Unser Konzept steht, und ich bin optimistisch, dass wir das mit unserem eingespielten Team schaffen. Schließlich kennen wir den Gesundheitszustand unserer Mitarbeiterinnen und Mitarbeiter der Gruppe, wissen über ihre Vorerkrankungen und mögliche Medikamenteneinnahme, zum Beispiel durch Einstellungsuntersuchungen, wiederkehrende Eignungsuntersuchungen, Schutzimpfungen oder Sprechstunden in unserer Werkspraxis. Natürlich führen wir eine sorgfältige Aufklärung durch, besprechen das einzeln mit den Mitarbeitern, erklären Risiken einer Impfung, wägen gemeinsam ab.

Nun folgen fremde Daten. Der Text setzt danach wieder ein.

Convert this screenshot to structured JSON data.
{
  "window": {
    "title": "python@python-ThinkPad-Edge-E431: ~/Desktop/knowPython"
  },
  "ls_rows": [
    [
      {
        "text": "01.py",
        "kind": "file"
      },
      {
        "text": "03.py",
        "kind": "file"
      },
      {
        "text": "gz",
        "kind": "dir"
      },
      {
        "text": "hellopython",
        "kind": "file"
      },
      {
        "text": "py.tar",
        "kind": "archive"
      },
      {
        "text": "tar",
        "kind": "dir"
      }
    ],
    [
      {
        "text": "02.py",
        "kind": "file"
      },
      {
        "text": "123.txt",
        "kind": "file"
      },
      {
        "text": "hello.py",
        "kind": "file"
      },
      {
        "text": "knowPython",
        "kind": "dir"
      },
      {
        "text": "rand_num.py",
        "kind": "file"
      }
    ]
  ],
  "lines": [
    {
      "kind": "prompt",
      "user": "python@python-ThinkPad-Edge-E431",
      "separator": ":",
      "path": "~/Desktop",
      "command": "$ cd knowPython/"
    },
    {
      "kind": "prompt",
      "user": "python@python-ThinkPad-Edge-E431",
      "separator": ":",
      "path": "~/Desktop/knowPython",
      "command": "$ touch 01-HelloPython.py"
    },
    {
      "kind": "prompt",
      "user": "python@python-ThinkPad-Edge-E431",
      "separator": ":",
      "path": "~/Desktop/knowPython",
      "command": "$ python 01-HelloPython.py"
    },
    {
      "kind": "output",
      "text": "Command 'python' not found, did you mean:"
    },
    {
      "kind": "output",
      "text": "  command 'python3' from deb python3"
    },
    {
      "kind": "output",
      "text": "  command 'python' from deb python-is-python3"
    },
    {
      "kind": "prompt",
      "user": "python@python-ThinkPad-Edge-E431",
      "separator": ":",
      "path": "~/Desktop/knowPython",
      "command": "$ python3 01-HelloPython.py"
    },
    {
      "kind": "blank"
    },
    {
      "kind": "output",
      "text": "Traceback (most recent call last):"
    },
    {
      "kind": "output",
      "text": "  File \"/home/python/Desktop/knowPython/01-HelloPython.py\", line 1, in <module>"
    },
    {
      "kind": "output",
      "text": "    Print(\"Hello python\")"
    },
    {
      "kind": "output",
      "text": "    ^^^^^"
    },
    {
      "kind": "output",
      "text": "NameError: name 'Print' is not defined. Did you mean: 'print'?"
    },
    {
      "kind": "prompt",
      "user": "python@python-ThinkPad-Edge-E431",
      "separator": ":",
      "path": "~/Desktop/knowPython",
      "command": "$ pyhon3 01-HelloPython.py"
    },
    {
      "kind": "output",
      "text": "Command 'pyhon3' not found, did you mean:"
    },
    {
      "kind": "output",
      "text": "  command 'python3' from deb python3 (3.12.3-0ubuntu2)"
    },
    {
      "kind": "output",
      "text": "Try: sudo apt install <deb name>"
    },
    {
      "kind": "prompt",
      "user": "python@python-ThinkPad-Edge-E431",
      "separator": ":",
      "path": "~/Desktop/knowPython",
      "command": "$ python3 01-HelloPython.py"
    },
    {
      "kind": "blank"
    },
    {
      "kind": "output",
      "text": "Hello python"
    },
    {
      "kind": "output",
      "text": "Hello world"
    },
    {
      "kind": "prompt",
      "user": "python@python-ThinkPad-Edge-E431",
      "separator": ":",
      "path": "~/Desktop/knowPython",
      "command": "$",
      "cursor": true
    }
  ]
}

Außerdem sind wir verpflichtet, die Corona-Impfung dem Gesundheitsamt digital zu melden. Wenn dieser Verwaltungsaufwand sich in der praktischen Umsetzung als zu groß herausstellen sollte, bekommen wir Unterstützung aus der VSE-Gruppe. Das ist alles vorbesprochen, und wir sind bereit.
Was Organisation und Ablauf der Impfung betrifft, sind wir gut ausgestattet, um einen hohen Impfdurchsatz zu realisieren. Wir verfügen über eine große Praxis mit ausreichend Räumen zum Beispiel für die Nachbeobachtung. Der gesamte zeitliche Durchlauf unter strenger Einhaltung der Hygienerichtlinien von der Vorbesprechung über die Impfung bis zur Beobachtung dauert circa 45 Minuten pro Impfling.
Was geschieht mit übrig gebliebenen Impfdosen am Ende des Tages? Dürfen dann andere Impfwillige spontan in den Genuss der Spritze kommen?
Es wird in der Praxis immer vorkommen, dass jemand kurzfristig einen Termin nicht wahrnehmen kann. Flexibilität versuchen wir bestmöglich einzuplanen, sodass ein anderer Mitarbeiter einspringen kann. Es kann ebenfalls vorkommen, dass eine Ampulle nicht mehr geöffnet wird, wenn nur noch ein Impfling am Abend da ist. Das würde dann am nächsten Tag verimpft. Da wir in unserer Werkspraxis auch andere Impfungen in aller Regelmäßigkeit durchführen, haben wir sehr viel Erfahrung. Das gilt mit Sicherheit auch für meine Kollegen in anderen Unternehmen im Saarland.
Impfen sei kein Wunschkonzert, sagt Gesundheitsministerin Monika Bachmann im Hinblick auf die verfügbaren Vakzine. Hat man überhaupt eine Auswahlmöglichkeit?
Es gibt Stand Mitte März vier zugelassene Impfstoffe in der EU. Wir haben keine Auswahlmöglichkeit, aber alle zugelassenen Impfstoffe sind überprüft, sicher und wirksam. Astrazeneca hat eher ein Imageproblem, weil nicht entsprechend aufgeklärt wurde.
Könnten Sie sich vorstellen, dass nach erfolgreicher Durchimpfung der eigenen Mitarbeiterinnen und Mitarbeiter Werksärzte die Impfungen auch für Angehörige oder Dritte anbieten, vorausgesetzt Politik und Unternehmen wünschen das?
Wir vom werksärztlichen medizinischen Personal wären dazu in der Lage, aber entscheiden müssen das andere.